Carla wäre sehr viel lieber nicht mitgegangen, aber Luise war heute so unausstehlich entschieden, und sie mußte ihr Möglichstes tun, um sich wieder in ihre Gunst zu schmeicheln. Überdies, wenn Luise, wie es ja nun schien, nicht wegkommen würde, so hatte sie wenigstens die angenehme Aussicht, die beiden anderen Damen, vielleicht für den ganzen Tag, vom Hause entfernt zu sehen. Luise würde schon mit sich reden lassen, kein unüberwindliches Hindernis sein bei der Ausführung des kühnen, entzückenden Planes, den sie gestern mit dem Grafen in aller Eile verabredet. Und an der Hauptsache, daß sie selber bleiben konnte, war jetzt kaum noch zu zweifeln.
Aber nicht wahr? sagte sie zu ihrer Schwägerin, während sie über die Korridore zu den Zimmern der Baronin gingen; das wird mir meine liebe Seele nicht antun und in meiner Gegenwart irgend eine Anspielung auf Golm machen? Solange sie sich in Geheimnis uns gegenüber hüllen, brauchen wir wahrhaftig nicht mit der Sprache herauszugehen.

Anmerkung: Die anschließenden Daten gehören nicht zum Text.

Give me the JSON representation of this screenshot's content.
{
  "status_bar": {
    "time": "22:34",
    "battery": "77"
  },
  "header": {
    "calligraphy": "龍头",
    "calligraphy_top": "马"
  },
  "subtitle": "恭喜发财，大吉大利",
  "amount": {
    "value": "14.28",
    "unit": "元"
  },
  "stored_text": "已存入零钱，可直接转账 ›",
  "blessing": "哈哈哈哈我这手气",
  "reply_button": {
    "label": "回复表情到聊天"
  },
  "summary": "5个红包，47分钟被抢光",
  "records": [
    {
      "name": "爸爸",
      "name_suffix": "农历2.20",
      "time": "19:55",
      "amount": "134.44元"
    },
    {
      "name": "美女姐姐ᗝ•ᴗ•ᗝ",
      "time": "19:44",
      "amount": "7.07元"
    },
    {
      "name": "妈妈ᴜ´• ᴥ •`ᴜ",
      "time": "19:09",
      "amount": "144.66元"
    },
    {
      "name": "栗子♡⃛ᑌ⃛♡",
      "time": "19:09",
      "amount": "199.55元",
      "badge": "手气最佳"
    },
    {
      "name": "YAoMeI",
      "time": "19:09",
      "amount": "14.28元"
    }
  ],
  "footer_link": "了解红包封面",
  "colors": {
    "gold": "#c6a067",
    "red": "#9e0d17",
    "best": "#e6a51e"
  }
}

Ich denke, es ist zwischen euch noch gar nichts entschieden? sagte Frau von Wallbach.
Um so mehr, sagte Carla.
Valerie war allein, als die Damen bei ihr eintraten, und bereits zu der Fahrt angezogen. Auch sie sah blaß und angegriffen aus, so sehr, daß die gutmütige Luise sofort rief: Sie sollten sich wieder zu Bett legen, liebe Baronin, anstatt sich diesem Wetter auszusetzen, das ja wirklich greulich zu sein scheint. Ich will mit Elsen fahren – mir schadet so was nicht; oder, was das Gescheiteste wäre: wir bleiben alle hier und leisten Ihnen Gesellschaft, wenn meine Gesellschaft auch nicht übermäßig interessant ist.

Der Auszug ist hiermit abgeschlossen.